Philadelphia Energy Solutions pursues joint venture for loading and storage of Bakken crude
Philadelphia Energy Solutions is seeking to complete a joint venture that would give it a controlling interest in crude-oil loading terminals and storage tanks in North Dakota, the source of the Bakken Shale crude that is processed by the South Philadelphia refinery.
The refiner said in a Securities and Exchange Commission filing on July 27 that it has agreed in principle to enter into a joint venture with BOE Midstream, which owns the rail-loading and oil-storage facilities.
If the transaction is completed, the Philadelphia refiner would own 85 percent of the joint venture while BOE’s parent, Globe Resources Group, would own the rest, the filing said.
BOE’s assets include a crude oil rail-loading terminal with a capacity of 210,000 barrels a day and 882,000 barrels of tank-storage capacity. It also owns another terminal at Killdeer, ND, and a 39-mile pipeline connecting the Killdeer terminal with the loading facility.
“We currently expect that Refining will contract with or otherwise utilize the crude loading terminal in connection with its purchase of crude to be transported to the Philadelphia refining complex,” PES said in the filing.
The company said it expects the joint venture to be completed in the third quarter, subject to the completion of due diligence by both sides. Details were set out in a term sheet between PES and Globe Resources on June 9.
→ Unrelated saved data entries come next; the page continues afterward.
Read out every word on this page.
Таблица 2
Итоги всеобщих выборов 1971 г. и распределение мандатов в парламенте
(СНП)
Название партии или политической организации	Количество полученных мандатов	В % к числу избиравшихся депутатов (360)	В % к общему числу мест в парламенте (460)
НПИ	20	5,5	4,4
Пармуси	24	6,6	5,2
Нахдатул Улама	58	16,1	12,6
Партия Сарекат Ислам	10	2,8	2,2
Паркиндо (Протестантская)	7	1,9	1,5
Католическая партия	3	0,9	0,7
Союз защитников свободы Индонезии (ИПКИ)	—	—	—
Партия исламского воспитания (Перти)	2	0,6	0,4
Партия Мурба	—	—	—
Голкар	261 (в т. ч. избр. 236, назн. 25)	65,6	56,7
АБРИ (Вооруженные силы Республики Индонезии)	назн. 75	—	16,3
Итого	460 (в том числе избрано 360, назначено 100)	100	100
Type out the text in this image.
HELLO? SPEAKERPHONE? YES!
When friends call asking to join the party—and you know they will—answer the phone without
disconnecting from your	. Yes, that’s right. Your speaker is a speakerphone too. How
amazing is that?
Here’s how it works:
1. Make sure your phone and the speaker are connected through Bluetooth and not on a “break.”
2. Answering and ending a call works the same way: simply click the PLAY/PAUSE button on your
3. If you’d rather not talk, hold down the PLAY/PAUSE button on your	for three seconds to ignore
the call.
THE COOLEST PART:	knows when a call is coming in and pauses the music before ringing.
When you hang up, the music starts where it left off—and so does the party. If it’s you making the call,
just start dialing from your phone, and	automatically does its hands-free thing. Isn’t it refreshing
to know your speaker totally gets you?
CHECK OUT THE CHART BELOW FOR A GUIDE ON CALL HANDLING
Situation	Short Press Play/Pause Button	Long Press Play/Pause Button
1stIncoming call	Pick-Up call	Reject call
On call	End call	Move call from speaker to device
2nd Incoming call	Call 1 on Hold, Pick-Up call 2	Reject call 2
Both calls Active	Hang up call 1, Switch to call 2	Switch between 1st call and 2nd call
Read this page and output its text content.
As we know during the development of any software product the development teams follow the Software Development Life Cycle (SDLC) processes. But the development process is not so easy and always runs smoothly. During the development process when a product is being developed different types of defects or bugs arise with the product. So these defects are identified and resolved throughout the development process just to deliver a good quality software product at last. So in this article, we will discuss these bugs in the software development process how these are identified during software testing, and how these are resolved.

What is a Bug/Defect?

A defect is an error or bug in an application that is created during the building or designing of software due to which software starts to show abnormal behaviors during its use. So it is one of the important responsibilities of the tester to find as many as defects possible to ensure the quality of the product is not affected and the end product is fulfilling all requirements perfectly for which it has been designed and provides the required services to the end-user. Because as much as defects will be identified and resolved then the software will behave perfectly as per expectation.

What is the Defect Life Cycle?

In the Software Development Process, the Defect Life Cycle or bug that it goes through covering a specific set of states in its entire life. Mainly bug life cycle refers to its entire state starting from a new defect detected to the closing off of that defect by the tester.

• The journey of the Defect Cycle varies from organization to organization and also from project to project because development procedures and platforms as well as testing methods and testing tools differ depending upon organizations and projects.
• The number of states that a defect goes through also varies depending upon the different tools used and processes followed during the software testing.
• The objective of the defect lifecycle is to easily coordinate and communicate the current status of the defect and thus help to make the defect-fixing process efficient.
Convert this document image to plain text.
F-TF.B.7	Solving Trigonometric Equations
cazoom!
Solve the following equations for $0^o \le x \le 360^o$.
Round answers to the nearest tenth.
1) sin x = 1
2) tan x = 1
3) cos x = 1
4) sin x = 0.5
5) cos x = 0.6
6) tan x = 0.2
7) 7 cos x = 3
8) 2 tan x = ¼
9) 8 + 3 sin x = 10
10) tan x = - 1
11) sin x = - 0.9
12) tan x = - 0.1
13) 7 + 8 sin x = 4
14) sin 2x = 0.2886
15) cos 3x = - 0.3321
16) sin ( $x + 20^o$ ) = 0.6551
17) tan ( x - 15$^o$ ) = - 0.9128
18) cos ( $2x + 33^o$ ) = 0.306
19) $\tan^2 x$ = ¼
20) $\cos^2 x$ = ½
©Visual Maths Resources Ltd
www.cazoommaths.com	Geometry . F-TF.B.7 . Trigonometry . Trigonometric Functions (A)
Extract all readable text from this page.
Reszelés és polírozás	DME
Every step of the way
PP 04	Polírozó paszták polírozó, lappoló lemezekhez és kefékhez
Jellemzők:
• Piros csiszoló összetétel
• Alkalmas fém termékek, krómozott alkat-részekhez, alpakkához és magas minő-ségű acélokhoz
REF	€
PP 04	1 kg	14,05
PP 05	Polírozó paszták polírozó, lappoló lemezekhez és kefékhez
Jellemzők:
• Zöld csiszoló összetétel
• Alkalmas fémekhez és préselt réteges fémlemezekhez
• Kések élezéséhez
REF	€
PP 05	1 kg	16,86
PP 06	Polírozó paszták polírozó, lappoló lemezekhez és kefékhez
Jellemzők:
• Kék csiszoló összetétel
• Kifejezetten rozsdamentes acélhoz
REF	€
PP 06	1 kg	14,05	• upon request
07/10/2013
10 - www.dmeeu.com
In the filing for an Initial Public Offering of its stock, PES said it has the capacity to process 275,000 barrels a day of domestic crude oil and can receive 300,000 barrels a day of crude-by-rail. It noted that its Philadelphia crude unloading terminal is the largest on the East Coast.
The filing did not specify the company’s proposed investment in the joint venture. PES spokespeople were not available to comment because of the pending IPO.
Afolabi Ogunnaike, senior analyst for refining and the oil market in the Houston office of Wood Mackenzie, an energy research company, said the joint venture would cut costs and shorten the refiner’s supply chain.
“I think this is more about increasing control over the supply chain,” he said. “I don’t think this is about increasing volumes of crude.”
Ogunnaike argued that reducing the number of parties in the supply chain will save money and put PES at an advantage over some of its competitors who don’t have an equivalent ownership position.
“It positions them a bit better versus other refiners which have more expensive source of Bakken on the East Coast,” he said.
Tracy Carluccio, deputy director of Delaware Riverkeeper Network, an environmental group that opposes oil trains, said the proposed investment appears to indicate the company’s long-term commitment to ensuring crude supplies for its Philadelphia operation.
“It’s very concerning because it shows they are really in this for the long term,” Carluccio said. “They are going to have more of a financial interest in continuing their expansion with that source of oil.”
This story has been updated to include comments from the Wood Mackenzie analyst.